Quando você perde um bebê, você perde mais do que ele. Você perde muitas coisas, inclusive os sonhos: de ser mãe, do que idealizou para aquela família. Meu casamento acabou muito por conta da perda do Miguel. Juliane Matos Fernandes

Quando vale cada bolha?

O ativismo virou também uma forma de inspirar a filha a fazer o quiser. "Ela me vê muito como um espelho. Hoje a gente fala sobre inclusão, suporte, coisa que antigamente não existia." Principalmente com o apoio da terapia, Juliene aprendeu a não se limitar pela EB. Conta que a única coisa que nunca conseguiu fazer foi usar salto alto. De resto, não se prende às limitações: dirige, fez faculdade, trabalha, viaja.

Ela também aprende muito com a coragem da filha, que a inspira de volta. Tempos atrás, por exemplo, notou que Reinara chegava cansada em casa e questionou o motivo na escola. O professor disse que ela pedia para participar das aulas de educação física de uma forma adaptada, pois não queria ficar longe dos amigos. "Por exemplo, ele passava a corda por ela, aí ela passava por cima e achava que tinha pulado", conta. Isso era suficiente para a garota se sentir integrada.

Meses depois, Reinara pediu um skate, mas Juliene foi categórica em não querer dar. Uma amiga, porém, comprou um de presente para a menina. "O que era andar de skate para ela? Subir segurando em algum lugar e pronto. Ela queria viver a experiência dentro da limitação."

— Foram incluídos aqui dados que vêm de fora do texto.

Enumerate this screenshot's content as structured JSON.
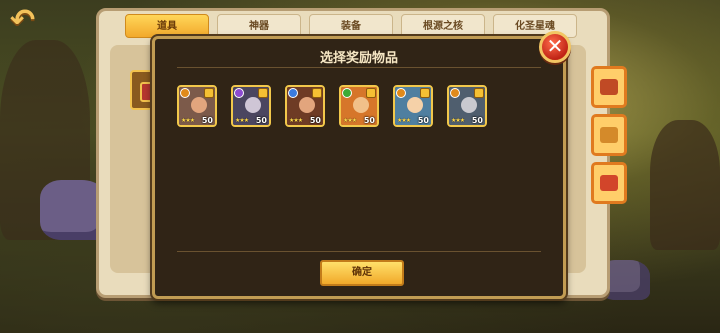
{
  "tabs": [
    "道具",
    "神器",
    "装备",
    "根源之核",
    "化圣星魂"
  ],
  "active_tab": 0,
  "modal": {
    "title": "选择奖励物品",
    "close_icon": "close-icon",
    "confirm_label": "确定"
  },
  "heroes": [
    {
      "element_color": "#e08a1b",
      "portrait_color": "#7c5a4a",
      "stars": "★★★",
      "level": "50"
    },
    {
      "element_color": "#8d4bd0",
      "portrait_color": "#4b4660",
      "stars": "★★★",
      "level": "50"
    },
    {
      "element_color": "#3a7be0",
      "portrait_color": "#6e3b25",
      "stars": "★★★",
      "level": "50"
    },
    {
      "element_color": "#3dab35",
      "portrait_color": "#d6762a",
      "stars": "★★★",
      "level": "50"
    },
    {
      "element_color": "#e08a1b",
      "portrait_color": "#4f7fa0",
      "stars": "★★★",
      "level": "50"
    },
    {
      "element_color": "#e08a1b",
      "portrait_color": "#4f5e6e",
      "stars": "★★★",
      "level": "50"
    }
  ],
  "side_icons": [
    "box-icon",
    "chest-icon",
    "gift-icon"
  ]
}
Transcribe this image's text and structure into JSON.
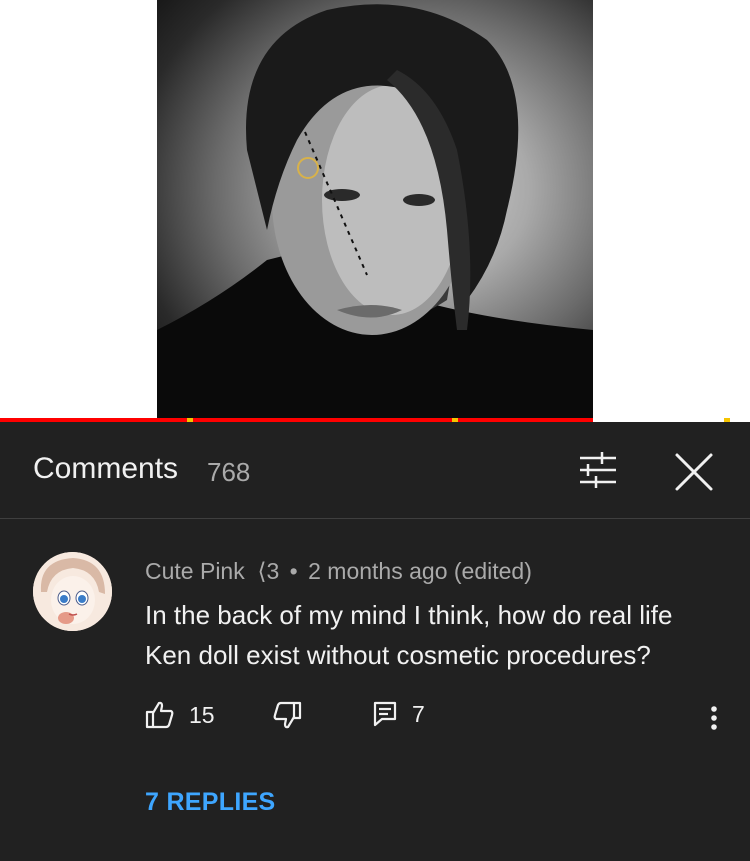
{
  "video": {
    "progress_fraction": 0.79,
    "progress_color": "#ff0000",
    "ad_marker_color": "#f5c400"
  },
  "comments_panel": {
    "title": "Comments",
    "count": "768",
    "filter_icon": "sort-sliders-icon",
    "close_icon": "close-icon"
  },
  "comment": {
    "author": "Cute Pink",
    "author_emoticon": "⟨3",
    "separator": "•",
    "time": "2 months ago (edited)",
    "text": "In the back of my mind I think, how do real life Ken doll exist without cosmetic procedures?",
    "likes": "15",
    "replies_count": "7",
    "like_icon": "thumbs-up-icon",
    "dislike_icon": "thumbs-down-icon",
    "reply_icon": "comment-reply-icon",
    "more_icon": "more-vertical-icon",
    "view_replies": "7 REPLIES",
    "accent": "#3ea6ff"
  }
}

Uma vez ela falou uma frase que nunca esqueci: 'Eu vou ter bolha de qualquer jeito, então eu prefiro ter bolha por brincar'. O custo-benefício da bolha é de quando ela brinca. E eu levei isso para minha vida. Eu vou ter bolha no pé de qualquer jeito, mas eu prefiro ter bolha tentando realizar aquilo que eu quero. Juliane Matos Fernandes

Fontes: Ana Lísia Giudice, dermatologista, atua no Hospital Universitário Professor Edgard Santos, em Salvador (BA), e é membro da SBD (Sociedade Brasileira de Dermatologia); Elaine Godoy, enfermeira estomaterapeuta e coordenadora clínica Latam da Mölnlycke.